You can set yourself up for financial success by reevaluating your resolutions and following these tips:
1. Abandon Ambiguity
First and foremost, ambiguity isn’t exactly productive when it comes goal setting. Especially for financial resolutions, setting benchmarks and measurable objectives is key. Include a dollar amount and a deadline. If you’ve set out to save more money, it’s time to get clear about where you’ll be saving and how much. A great place to start is retirement planning. For example, saving $100 per month in your 401(k) is much more conducive than just saying, “I want to save more.” Or, you could start with meeting any employer-match if you haven’t done so. If you’d like to spend less money, begin by reviewing last year’s total spending and find the areas where you overspent. Then, find specific ways to cut back in those categories and put a dollar amount on it.
For help, read this blog post: Frugal Living: 7 Easy Money Saving Tips
2. Get Realistic About Debt
If debt was at the top of your list this year, you’re not alone. One mistake people often make is setting unrealistic expectations about paying down their debts. Examine your current financial situation and make sure that it’s aligned with your goal. In other words, don’t resolve to use 25% of your income to pay off an exorbitant amount of debt if you’re barely making ends meet. That’s not realistic or attainable. Instead, set a modest, shorter goal that will keep you motivated to the bigger end game. Shorter goals usually have more potential to be a success story.

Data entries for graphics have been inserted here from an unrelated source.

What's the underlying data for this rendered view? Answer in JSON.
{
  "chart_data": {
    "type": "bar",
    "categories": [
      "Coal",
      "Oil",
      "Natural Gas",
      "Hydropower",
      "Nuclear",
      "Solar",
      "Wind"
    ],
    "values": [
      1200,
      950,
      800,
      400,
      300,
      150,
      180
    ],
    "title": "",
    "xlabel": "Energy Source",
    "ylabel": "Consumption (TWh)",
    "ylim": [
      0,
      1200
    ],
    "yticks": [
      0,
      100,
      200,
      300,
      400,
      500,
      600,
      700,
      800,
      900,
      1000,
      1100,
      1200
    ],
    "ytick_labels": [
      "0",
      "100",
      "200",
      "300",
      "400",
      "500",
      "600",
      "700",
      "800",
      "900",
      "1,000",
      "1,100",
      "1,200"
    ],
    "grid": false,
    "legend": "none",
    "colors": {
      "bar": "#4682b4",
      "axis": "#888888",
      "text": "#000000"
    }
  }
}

Much like how company sponsored 401(k) contributions are automated, following suit for other financial resolutions is beneficial. Whether it’s a credit card bill or a new savings account you set up, automating the transactions makes it that much easier to attain your goal. You’re less likely to be tempted to skip out on your promise.
4. Focus and Prioritize
It’s easy to make a laundry list of New Year's resolutions while getting caught up in all of the festivities. The problem with that is, the longer your list, the more difficult it will be to truly focus on your goals. Avoid crashing and burning by picking the three most important goals on your list. Remember, you can always add more resolutions as you progress or check one off your list.
5. Forgive Yourself
Everybody makes mistakes. It’s how we learn and grow. Instead of beating yourself up over a setback, forgive yourself and pause to reflect on what you’ve learned. It’s easier to move forward when you’re not dwelling on what you didn’t do. Accept your mistake, idntify the challenges, and keep trying.
Don’t be a New Year’s resolution statistic. With a little dedication and patience, you can make this the year you accomplish your financial goal.